Durante los últimos años, Leo Messi y Cristiano Ronaldo han polarizado este premio como grandes símbolos del FC Barcelona y el Real Madrid, respectivamente. Sin embargo, en 2016, Gareth Bale y Antoine Griezmann han contraído méritos para entrar legítimamente en el debate sobre el mejor futbolista del año.
En concreto, el extremo galés del Real Madrid ha combinado verticalidad, velocidad y capacidad de desborde con eficacia goleadora, siendo un jugador determinante tanto en el equipo blanco como en la selección de País de Gales, con la que fue semifinalista en la Eurocopa.
Por el contrario, el rendimiento de Cristiano Ronaldo desde mayo no ha mantenido la excelencia de otras épocas, a pesar de sus notables cifras goleadoras y de sus éxitos colectivos con el Real Madrid y Portugal.

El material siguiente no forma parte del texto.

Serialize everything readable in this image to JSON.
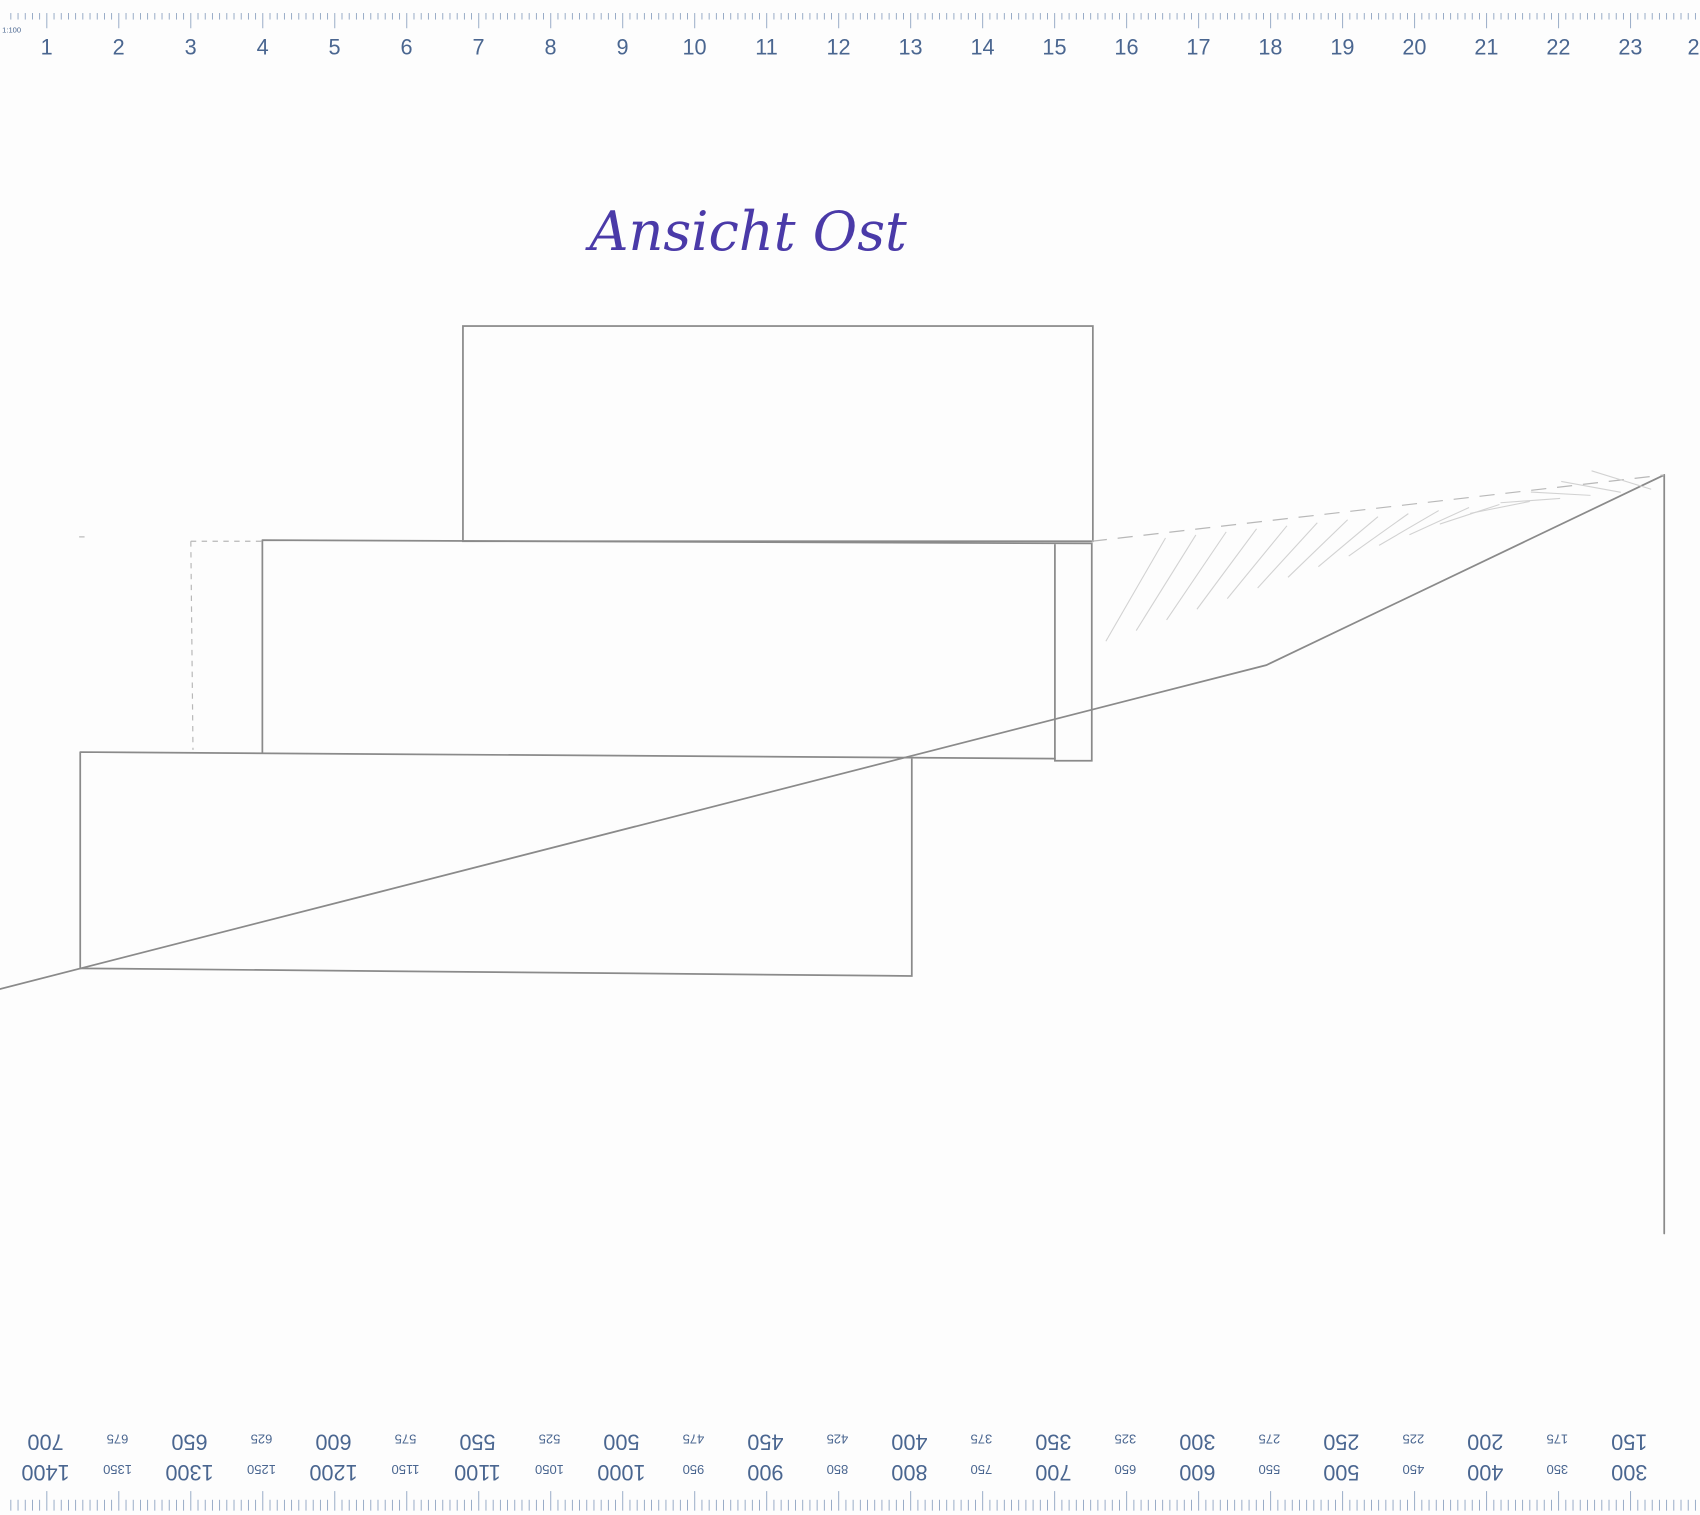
{
  "title": "Ansicht Ost",
  "ruler_top": {
    "scale": "1:100",
    "labels": [
      "1",
      "2",
      "3",
      "4",
      "5",
      "6",
      "7",
      "8",
      "9",
      "10",
      "11",
      "12",
      "13",
      "14",
      "15",
      "16",
      "17",
      "18",
      "19",
      "20",
      "21",
      "22",
      "23",
      "2"
    ]
  },
  "ruler_bottom": {
    "upper_row": [
      "700",
      "675",
      "650",
      "625",
      "600",
      "575",
      "550",
      "525",
      "500",
      "475",
      "450",
      "425",
      "400",
      "375",
      "350",
      "325",
      "300",
      "275",
      "250",
      "225",
      "200",
      "175",
      "150"
    ],
    "lower_row": [
      "1400",
      "1350",
      "1300",
      "1250",
      "1200",
      "1150",
      "1100",
      "1050",
      "1000",
      "950",
      "900",
      "850",
      "800",
      "750",
      "700",
      "650",
      "600",
      "550",
      "500",
      "450",
      "400",
      "350",
      "300"
    ]
  }
}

En estas circunstancias, resultan sorprendentes las palabras de Zinedine Zidane en la rueda de prensa de este viernes. "Cristiano se merece el Balón de Oro claramente”, ha afirmado el entrenador del Real Madrid. Sus palabras pueden interpretarse como una muestra de apoyo al jugador portugués, pero infravaloran de forma indirecta las actuaciones de Gareth Bale durante este año.
La jerarquía establecida en el Real Madrid durante las últimas temporadas ha situado a Cristiano como líder indiscutible del equipo, pero los últimos meses han mostrado la realidad de un protagonismo compartido, entre otros, con Bale. El galés se ha ganado en el terreno de juego el derecho a optar al Balón de Oro y la imparcialidad de Zidane, que sin embargo, se ha manifestado a favor de Cristiano.